There’s no shade in this city, but if there were, it’s be over 103 degrees sittin’ in it.
As
I descend down the shallow steps (that couldn’t possibly have been
devised with human feet in mind), an endless line of bag wallahs (men
moving passenger luggage), slowly and strenuously make their way up.
They wear blue and white checkered linen clothes wrapped expertly
around their slim waists and red turban-like towels snaked around their
heads for the purpose of padding the pounds of weight they support on
top.
One of these men is holding up the flow of people filing
up the right side of the stairs. I guess his age to be 60, although men
of his caste and occupation, despite (or because of) the fact that they
are constantly flexing their life-muscle, can not usually expect to
live to an age that’s able to climb past this number. He might weigh a
little over 100 pounds. The load on his head probably weighs 200. His
whole body trembles as he defeats one more step, perhaps wondering with
me, if it’ll be his final. His eyes ache. They plead for the mercy of
relief. In slow motion I watch a bead of sweat, like a tear, roll
desperately down his arm. And then someone's hit Fast Forward and he’s
gone -- lost to my vision by the hoard of people that have impatiently
overcome him.
Having spent the last three months continually on
high alert of the eleven people of whom I was assigned the duty of
protecting, I suddenly realize the sheer SELF-comfort that comes with
being able to watch, care for and instinctively shelter another. For by
doing so, we take cover ourselves. (Is this why we have children?) Now,
naked of both distraction and duty, the rawness of life shouts out at
me and expects an answer.
I am silent but observant as I step
over the bodies strewn across the floor; naked men passed out and
pushed to corners, skinny 14-year old boys sleeping in men’s trousers
cinched together with string, mothers holding out their malnourished
newborns begging for backsheesh (tip, change). Although it reminds me
exactly of the place, this is NOT the Mother Teresa House for the
Destitute. This is the Calcutta Train Terminal. And this - is India.
At
the heart (and lungs) of the terminal, where the whole world seems to
be either exiting or entering, I stand under an enormous billboard
that, in red, flashes the numbers and platforms of the trains arriving
and departing. I look up and wait to see mine. Not hundreds, but
thousands of people file past me. I’ve never seen so many people in my
life. Their mass is so thick that they do not see me until they are on
top of me, whereupon they take one quick side step around me, and
reconvene with their prior path. I look back up to the board and
suddenly I am looking down; Down on this silly white girl, this odd
looking and jutting pale-colored pebble in a dark river of rushing
beings. “What you doing here?” I shout down, laugh at myself and
wonder.
(I’ve been doing this a lot lately -- stepping out of
my eyes and taking a place in the audience, distantly and without
personal attachment viewing my personal life-movie in the making.

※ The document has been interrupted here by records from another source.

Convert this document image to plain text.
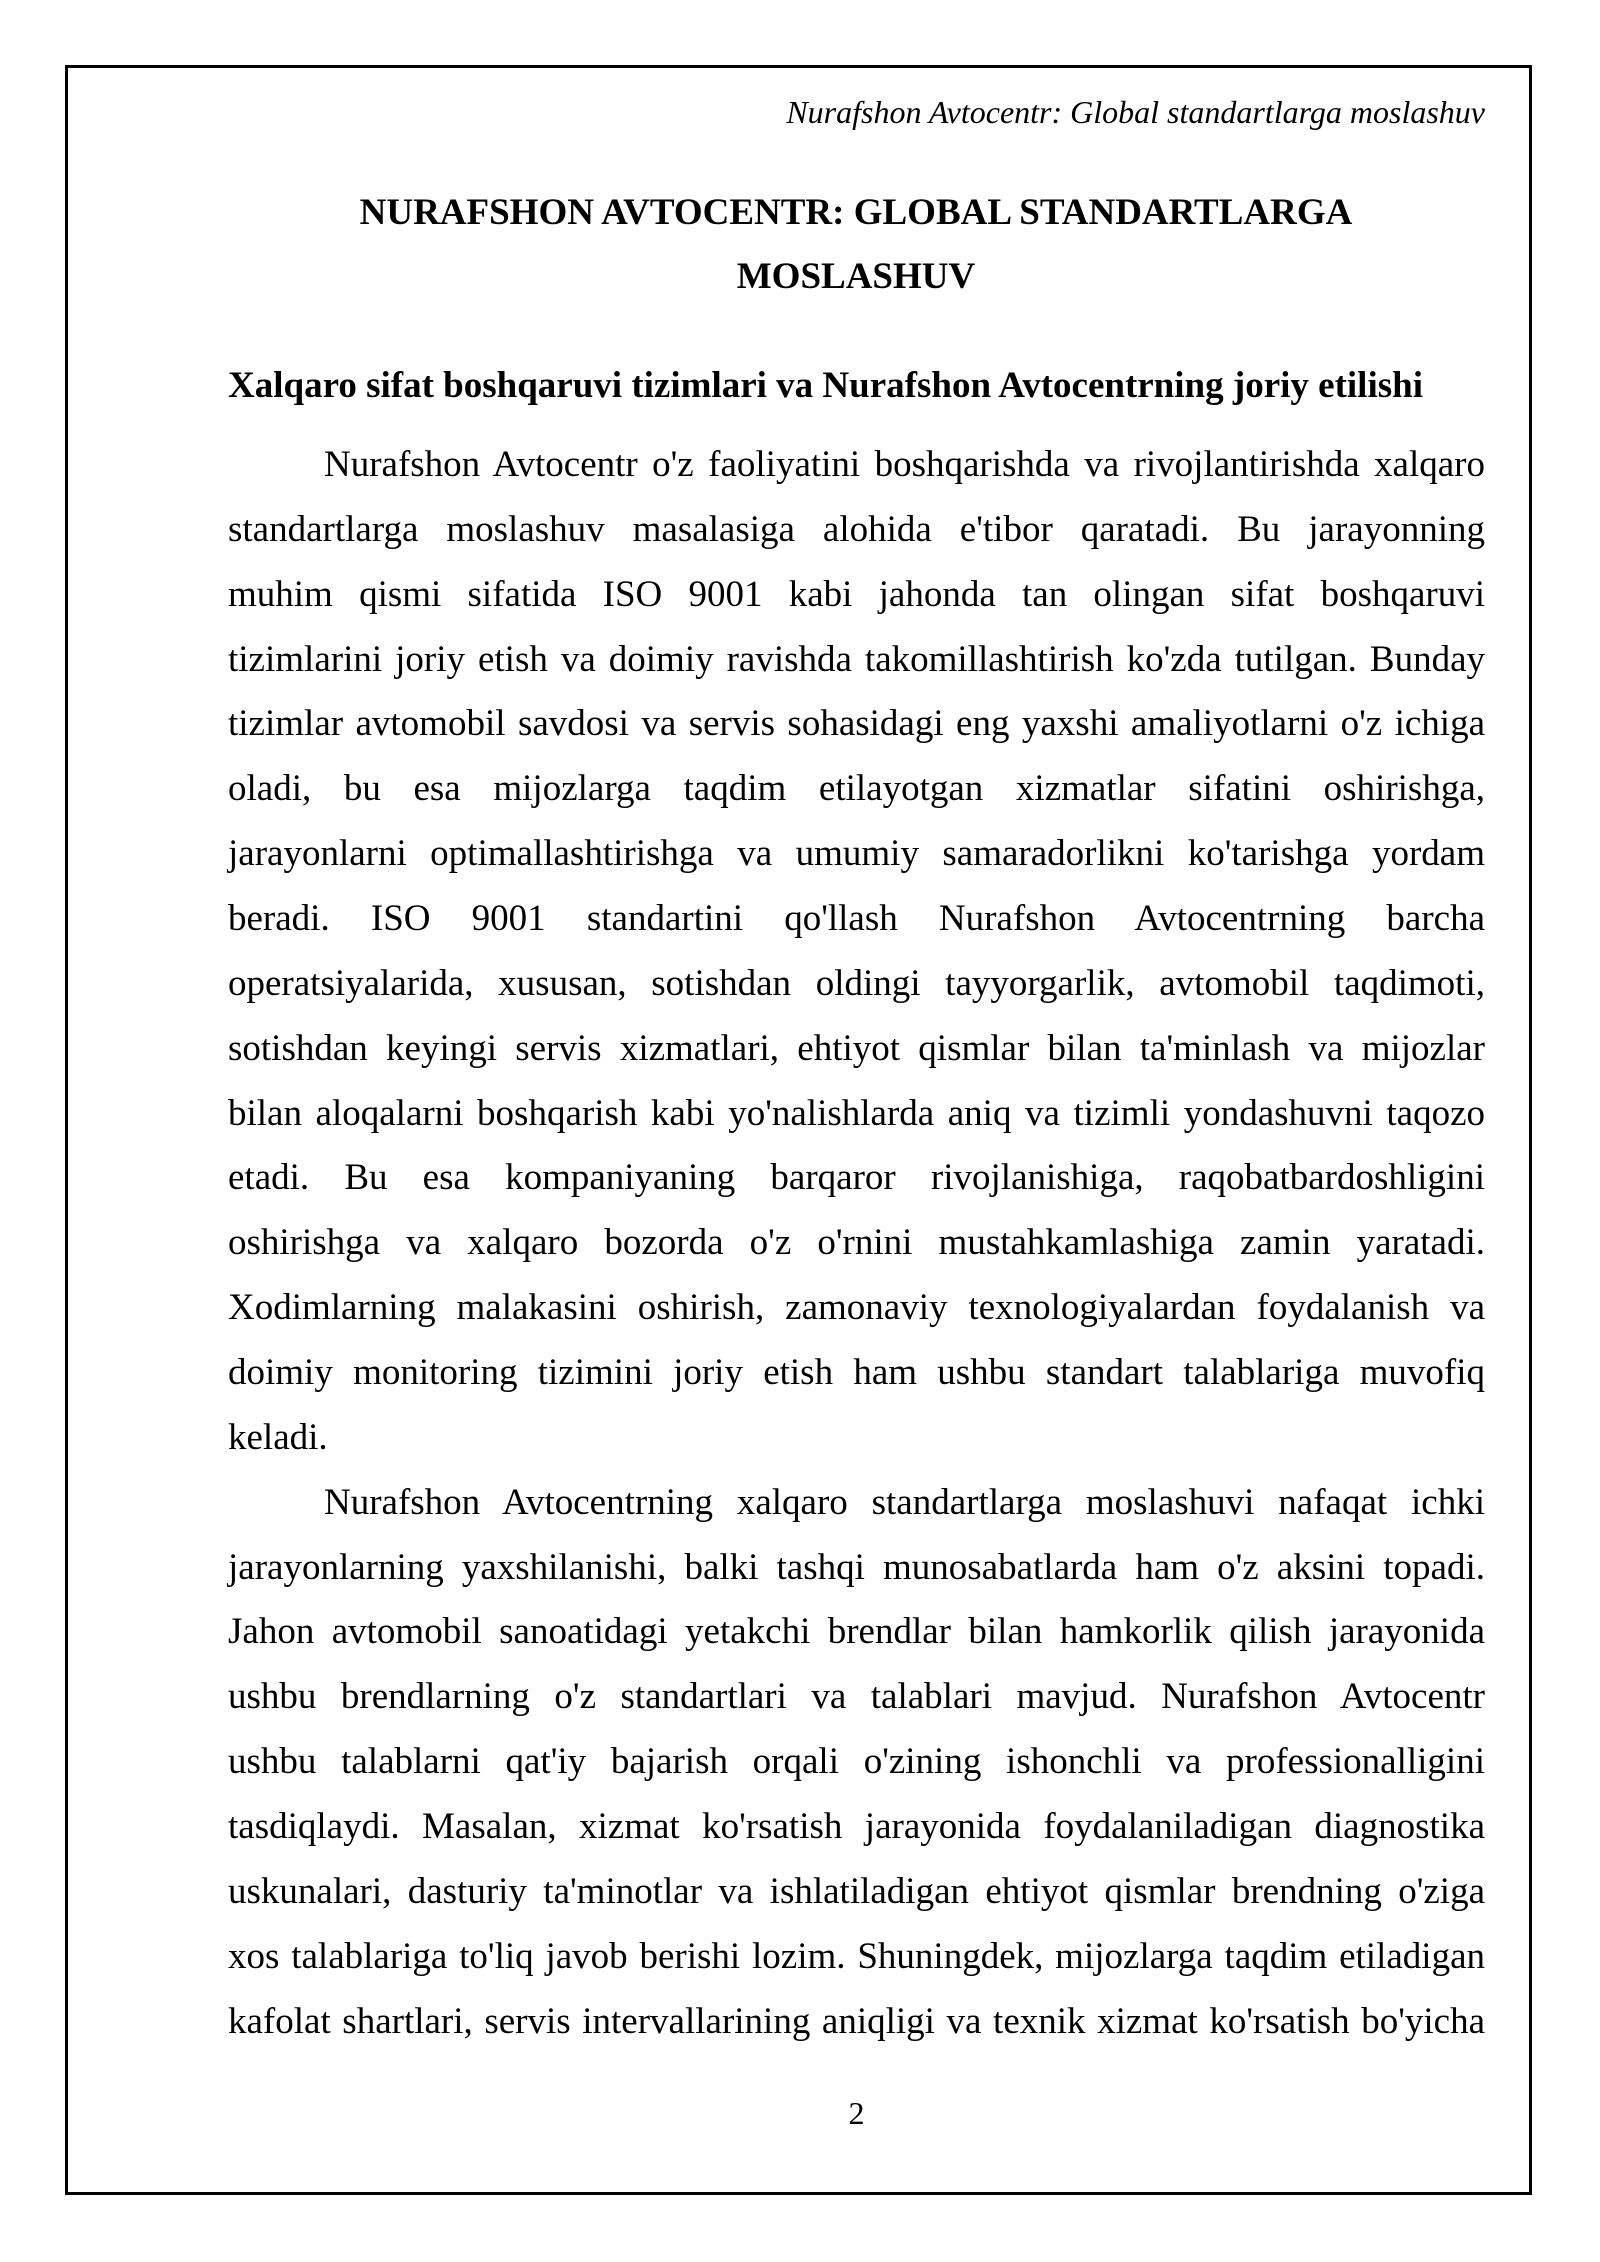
Nurafshon Avtocentr: Global standartlarga moslashuv
NURAFSHON AVTOCENTR: GLOBAL STANDARTLARGA MOSLASHUV
Xalqaro sifat boshqaruvi tizimlari va Nurafshon Avtocentrning joriy etilishi
Nurafshon Avtocentr o'z faoliyatini boshqarishda va rivojlantirishda xalqaro
standartlarga moslashuv masalasiga alohida e'tibor qaratadi. Bu jarayonning
muhim qismi sifatida ISO 9001 kabi jahonda tan olingan sifat boshqaruvi
tizimlarini joriy etish va doimiy ravishda takomillashtirish ko'zda tutilgan. Bunday
tizimlar avtomobil savdosi va servis sohasidagi eng yaxshi amaliyotlarni o'z ichiga
oladi, bu esa mijozlarga taqdim etilayotgan xizmatlar sifatini oshirishga,
jarayonlarni optimallashtirishga va umumiy samaradorlikni ko'tarishga yordam
beradi. ISO 9001 standartini qo'llash Nurafshon Avtocentrning barcha
operatsiyalarida, xususan, sotishdan oldingi tayyorgarlik, avtomobil taqdimoti,
sotishdan keyingi servis xizmatlari, ehtiyot qismlar bilan ta'minlash va mijozlar
bilan aloqalarni boshqarish kabi yo'nalishlarda aniq va tizimli yondashuvni taqozo
etadi. Bu esa kompaniyaning barqaror rivojlanishiga, raqobatbardoshligini
oshirishga va xalqaro bozorda o'z o'rnini mustahkamlashiga zamin yaratadi.
Xodimlarning malakasini oshirish, zamonaviy texnologiyalardan foydalanish va
doimiy monitoring tizimini joriy etish ham ushbu standart talablariga muvofiq
keladi.
Nurafshon Avtocentrning xalqaro standartlarga moslashuvi nafaqat ichki
jarayonlarning yaxshilanishi, balki tashqi munosabatlarda ham o'z aksini topadi.
Jahon avtomobil sanoatidagi yetakchi brendlar bilan hamkorlik qilish jarayonida
ushbu brendlarning o'z standartlari va talablari mavjud. Nurafshon Avtocentr
ushbu talablarni qat'iy bajarish orqali o'zining ishonchli va professionalligini
tasdiqlaydi. Masalan, xizmat ko'rsatish jarayonida foydalaniladigan diagnostika
uskunalari, dasturiy ta'minotlar va ishlatiladigan ehtiyot qismlar brendning o'ziga
xos talablariga to'liq javob berishi lozim. Shuningdek, mijozlarga taqdim etiladigan
kafolat shartlari, servis intervallarining aniqligi va texnik xizmat ko'rsatish bo'yicha
2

Perhaps, like many in the profession, the actor (that is my ego) has
grown tired of its character casting and wants to know what it’s like
to work in production, behind the scenes of consciousness...)
A
university student in a crisp, white shirt and pressed slacks (always
good for help in perfect English) looks at my ticket and gives it back
to me. “Mam. You’re at the right platform. But you’re crazy not to have
gotten a seat with A/C.”
When I arranged the ticket, based on
everyones' advice, I actually had requested an air-conditioned cabin.

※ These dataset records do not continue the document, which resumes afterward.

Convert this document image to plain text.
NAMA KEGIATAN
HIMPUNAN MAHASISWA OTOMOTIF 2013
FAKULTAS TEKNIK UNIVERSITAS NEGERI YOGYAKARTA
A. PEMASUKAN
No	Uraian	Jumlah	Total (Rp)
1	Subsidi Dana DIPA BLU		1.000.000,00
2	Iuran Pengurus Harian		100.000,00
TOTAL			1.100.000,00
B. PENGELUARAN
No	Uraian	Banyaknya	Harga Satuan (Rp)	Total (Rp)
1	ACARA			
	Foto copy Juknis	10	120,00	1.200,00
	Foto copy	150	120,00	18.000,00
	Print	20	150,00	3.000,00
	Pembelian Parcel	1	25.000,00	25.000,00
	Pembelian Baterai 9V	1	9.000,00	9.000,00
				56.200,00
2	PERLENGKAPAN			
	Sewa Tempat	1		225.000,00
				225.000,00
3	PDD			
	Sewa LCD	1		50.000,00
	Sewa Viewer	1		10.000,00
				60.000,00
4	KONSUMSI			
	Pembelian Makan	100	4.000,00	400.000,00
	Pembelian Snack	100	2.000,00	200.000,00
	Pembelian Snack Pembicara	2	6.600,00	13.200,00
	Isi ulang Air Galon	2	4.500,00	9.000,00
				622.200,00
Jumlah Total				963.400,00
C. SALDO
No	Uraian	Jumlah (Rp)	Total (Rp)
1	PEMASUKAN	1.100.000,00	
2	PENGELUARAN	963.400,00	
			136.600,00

But the agent notified me that because of my late reservation, no such
seats were available. The “Surrender to Life!” slogan that I constantly
champion to students, friends and self suddenly raised a motion in my
mind and, in accord, I slapped down my 800 Rupees ($18.95 USD) on the
table and declared, “I don’t need A/C. Book it!”
Now, on the
train, in temperatures that would melt metal, I look around and come to
the realization that not just over-privileged Western women (me), but
even your average Indian women are decided either too delicate, decent,
or deserving to sleep (at least in this kind of heat) in any of the
cars other than those reserved to the upper three air-conditioned
classes. For there are NONE of them here; Women, that is.
What
there ARE in this car is a whole lot of sweating and staring men. They
are all wearing white tank tops and have changed into skirt-like
sarongs to better breathe the heat. Complying with female clothing
traditions in the East, I’m covered from top to toe in modest clothing,
but even the skin showing on my neck feels exposed and indecent. I
don’t feel particularly threatened or unsafe, but I do squirm under the
relentless and unblinking gaze of the dozen men watching every move of
the strange white woman who for some reason has been left here alone.
(“Where is this woman’s husband, brother or otherwise male relation?!”)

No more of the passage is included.